- Poster
- Directed by: P. Madhavan
- Written by: Balamurugan
- Produced by: Balamurugan
- Starring: Gemini Ganesan K. R. Vijaya
- Cinematography: P. N. Sundaram
- Edited by: R. Devarajan
- Music by: M. S. Viswanathan
- Production company: Karpagam Productions
- Release date: 2 March 1974;
- Running time: 155 minutes
- Country: India
- Language: Tamil

= Maanikka Thottil =

1974 film by P. Madhavan

Maanikka Thottil is a 1974 Indian Tamil-language film directed by P. Madhavan.
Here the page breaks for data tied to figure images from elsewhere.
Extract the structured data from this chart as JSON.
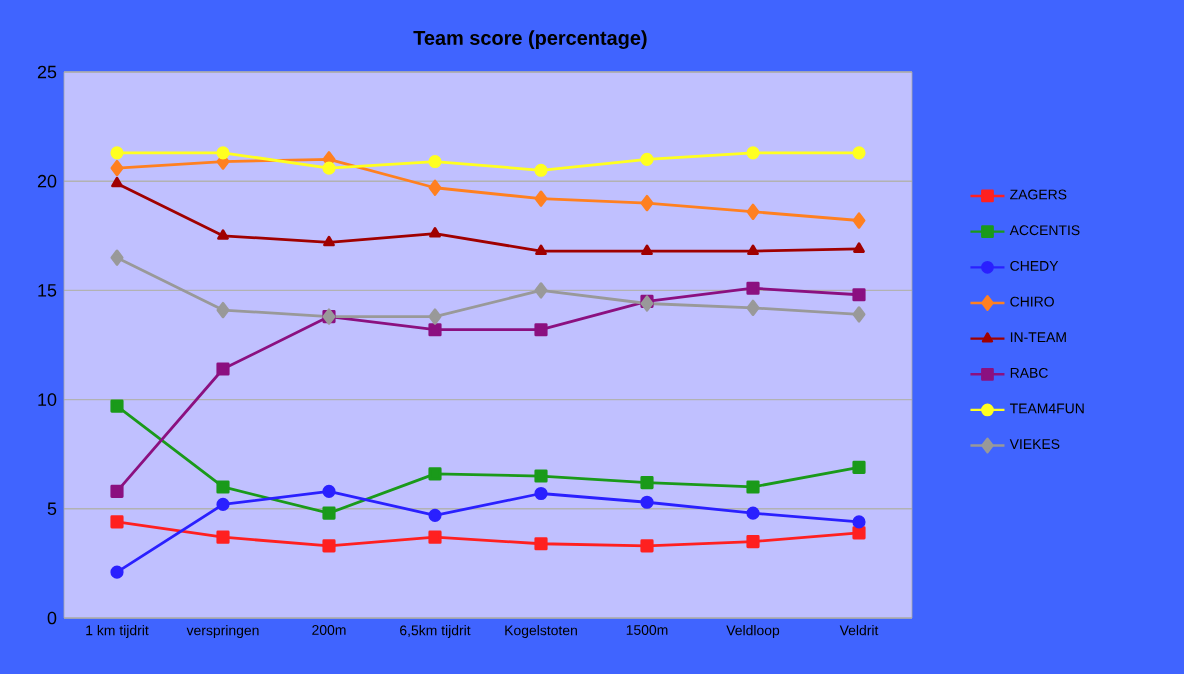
{
  "chart_data": {
    "type": "line",
    "title": "Team score (percentage)",
    "categories": [
      "1 km tijdrit",
      "verspringen",
      "200m",
      "6,5km tijdrit",
      "Kogelstoten",
      "1500m",
      "Veldloop",
      "Veldrit"
    ],
    "ylim": [
      0,
      25
    ],
    "yticks": [
      0,
      5,
      10,
      15,
      20,
      25
    ],
    "grid": "y",
    "legend": "right",
    "line_style": "solid",
    "series": [
      {
        "name": "ZAGERS",
        "color": "#ff2020",
        "marker": "square",
        "values": [
          4.4,
          3.7,
          3.3,
          3.7,
          3.4,
          3.3,
          3.5,
          3.9
        ]
      },
      {
        "name": "ACCENTIS",
        "color": "#1a9a1a",
        "marker": "square",
        "values": [
          9.7,
          6.0,
          4.8,
          6.6,
          6.5,
          6.2,
          6.0,
          6.9
        ]
      },
      {
        "name": "CHEDY",
        "color": "#2a20ff",
        "marker": "circle",
        "values": [
          2.1,
          5.2,
          5.8,
          4.7,
          5.7,
          5.3,
          4.8,
          4.4
        ]
      },
      {
        "name": "CHIRO",
        "color": "#ff8020",
        "marker": "diamond",
        "values": [
          20.6,
          20.9,
          21.0,
          19.7,
          19.2,
          19.0,
          18.6,
          18.2
        ]
      },
      {
        "name": "IN-TEAM",
        "color": "#a00000",
        "marker": "triangle",
        "values": [
          19.9,
          17.5,
          17.2,
          17.6,
          16.8,
          16.8,
          16.8,
          16.9
        ]
      },
      {
        "name": "RABC",
        "color": "#8b1080",
        "marker": "square",
        "values": [
          5.8,
          11.4,
          13.8,
          13.2,
          13.2,
          14.5,
          15.1,
          14.8
        ]
      },
      {
        "name": "TEAM4FUN",
        "color": "#ffff20",
        "marker": "circle",
        "values": [
          21.3,
          21.3,
          20.6,
          20.9,
          20.5,
          21.0,
          21.3,
          21.3
        ]
      },
      {
        "name": "VIEKES",
        "color": "#999999",
        "marker": "diamond",
        "values": [
          16.5,
          14.1,
          13.8,
          13.8,
          15.0,
          14.4,
          14.2,
          13.9
        ]
      }
    ]
  }
}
The film stars Gemini Ganesan and K. R. Vijaya. It was released on 2 March 1974.

== Plot ==

Businessman Ramakrishnan and assistant professor Sarada are avowed bachelors. They marry, and Sarada gives birth to five daughters. The film revolves around the problems that Ramakrishnan and Sarada have to face as parents when most of their daughters marry men of their own choice.

== Production ==
Maanikka Thottil was written and produced by Balamurugan under Karpagam Productions, and directed by P. Madhavan. Cinematography was handled by P. N. Sundaram. Sripriya was offered to portray one of the daughters of Vijaya; however she refused as she did not want to begin her career with a small role.

== Soundtrack ==
The soundtrack was composed by M. S. Viswanathan, while the lyrics were written by Kannadasan.

Track listing
| No. | Title | Singer(s) | Length |
|---|---|---|---|
| 1. | "Samathana Maappillai" | L. R. Eswari, S. Janaki |  |
| 2. | "Annam Ingay" | L. R. Eswari |  |
| 3. | "Raajathi Petreduthal" | P. Susheela |  |
| 4. | "Raajathi Petreduthal" (Happy) | P. Susheela |  |

== Reception ==
Navamani praised the acting, dialogues and humour and noted Madhavan's direction in the film's latter part is more exciting than earlier part.